Au terme de son enquête, la division a conclu que « 14 personnes formellement identifiées ont été tuées lors des interventions des forces de l’ordre, notamment de la gendarmerie, la police, la garde nationale et la Forsat [Force spéciale antiterroriste] ». En plus des arrestations, elle mentionne qu’au moins 158 civils et militaires ont été blessés entre le 10 et le 13 juillet.
Ces incidents se sont déroulés à l’ORTM, dont les locaux ont été investis par des manifestants, mais aussi aux environs de l’Assemblée nationale, dans le quartier de Badalabougou, ainsi qu’aux alentours de la résidence de l’imam Mahmoud Dicko, qui faisait figure d’autorité morale du M5.
Le rapport évoque également les pillages, attribués aux manifestants, et des violences commises à l’encontre des forces de l’ordre, qui ont enregistré quelques blessés dans leurs rangs.
Qui est responsable ?
La Minusma met en évidence le dispositif destiné à encadrer la manifestation, les enquêteurs ayant eu accès au plan de déploiement des forces de l’ordre. Mais elle ne cite le nom d’aucun responsable.
Le 10 juillet, « sous l’autorité des directeurs généraux de la police, de la gendarmerie, de la protection civile et du chef d’état-major de la garde nationale, le directeur régional de la police du district de Bamako était le superviseur général de l’ensemble du dispositif tactique. Il était assisté du commandant de région de la gendarmerie, du commandant GMO [groupement de maintien de l’ordre], du directeur régional de la protection civile, du commandant GMS [groupement mobile de sécurité] et des commandants GIGN (Rive droite – Rive gauche) », détaille le rapport.
L’implication de la Forsat dans l’encadrement des manifestations est l’un des points les plus controversés. Sur les ordres de qui ont-elles agi ? Que deviennent ces forces depuis le putsch ? À ces questions, le rapport ne répond pas.
Contactée, l’armée malienne n’a pas souhaité s’exprimer sur les accusations portées à l’encontre des forces de l’ordre.
« C’est un rapport descriptif qui laisse beaucoup d’interrogations. Nous voulons une enquête menée aussi par des Maliens, qui situerait les responsabilités et qui dirait qui sont les vraies victimes », souligne Clément Dembélé, président de la Plateforme de lutte contre la corruption et le chômage au Mali.

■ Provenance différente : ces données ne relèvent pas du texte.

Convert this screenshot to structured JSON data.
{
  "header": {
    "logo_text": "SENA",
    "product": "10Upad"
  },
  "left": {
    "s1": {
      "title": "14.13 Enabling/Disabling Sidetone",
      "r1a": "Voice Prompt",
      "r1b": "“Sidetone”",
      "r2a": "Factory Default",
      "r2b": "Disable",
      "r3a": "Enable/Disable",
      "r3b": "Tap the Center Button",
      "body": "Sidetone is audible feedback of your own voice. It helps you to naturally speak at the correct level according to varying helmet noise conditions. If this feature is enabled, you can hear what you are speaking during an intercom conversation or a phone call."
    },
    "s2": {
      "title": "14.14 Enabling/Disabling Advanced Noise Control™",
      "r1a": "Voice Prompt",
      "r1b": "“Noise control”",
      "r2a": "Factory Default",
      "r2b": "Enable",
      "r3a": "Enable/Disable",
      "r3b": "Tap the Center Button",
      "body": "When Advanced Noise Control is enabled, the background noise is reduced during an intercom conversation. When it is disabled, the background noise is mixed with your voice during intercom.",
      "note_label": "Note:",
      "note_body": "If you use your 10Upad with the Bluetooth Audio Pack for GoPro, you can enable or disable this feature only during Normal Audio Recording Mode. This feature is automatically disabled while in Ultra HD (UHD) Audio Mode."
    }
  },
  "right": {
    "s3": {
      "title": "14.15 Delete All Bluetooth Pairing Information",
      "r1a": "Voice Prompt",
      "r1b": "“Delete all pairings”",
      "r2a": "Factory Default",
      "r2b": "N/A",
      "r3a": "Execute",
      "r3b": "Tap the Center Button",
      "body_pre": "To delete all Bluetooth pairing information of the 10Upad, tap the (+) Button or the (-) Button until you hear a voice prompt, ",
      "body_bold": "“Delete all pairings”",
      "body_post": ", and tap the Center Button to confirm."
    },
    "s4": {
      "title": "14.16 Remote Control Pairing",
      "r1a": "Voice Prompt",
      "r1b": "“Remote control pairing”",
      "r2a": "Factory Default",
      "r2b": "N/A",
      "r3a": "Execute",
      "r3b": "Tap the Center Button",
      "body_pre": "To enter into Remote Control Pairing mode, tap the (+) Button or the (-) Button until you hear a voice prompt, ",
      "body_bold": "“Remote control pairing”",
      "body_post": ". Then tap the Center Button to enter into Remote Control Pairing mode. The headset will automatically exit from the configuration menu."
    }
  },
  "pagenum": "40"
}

Ce membre du M5 rejette également quelques aspects du document. « Nous avons dénombré au moins 23 morts. Quant aux casses survenues à l’ORTM et imputées aux manifestants, elles sont plutôt le fait des forces de l’ordre qui y ont fait irruption et ont tiré sur ceux-ci », ajoute-t-il.
« Ce n’est pas à nous de déterminer qui a été responsable de quoi. Nous demandons seulement l’ouverture d’enquêtes et disons quelles unités ont été impliquées. Nous sommes prêts à mettre à la disposition des autorités le fruit de nos recherches », assure Guillaume Ngefa, directeur de la division des droits de l’homme.
Quelques jours avant la publication du rapport de la mission onusienne, le procureur de la République, Mahamadou Kassogué a publié un communiqué rappelant qu’une enquête judiciaire avait été ouverte. Elle concerne entre autres « les assassinats, les tentatives d’assassinat et l’utilisation illégale d’armes à feu contre des manifestants ». Mahamadou Kassogué a invité « les victimes et témoins à son cabinet pour rencontrer les juges d’instruction chargés du dossier ».
Impunité
Pour les leaders du M5, dont certains avaient été arrêtés, et pour Mahmoud Dicko, qui avait personnellement conduit la prière mortuaire pour certaines victimes dans sa mosquée le 12 juillet, obtenir justice était une revendication essentielle. Au lendemain du coup d’État, ils l’ont réitérée devant les autorités de la transition.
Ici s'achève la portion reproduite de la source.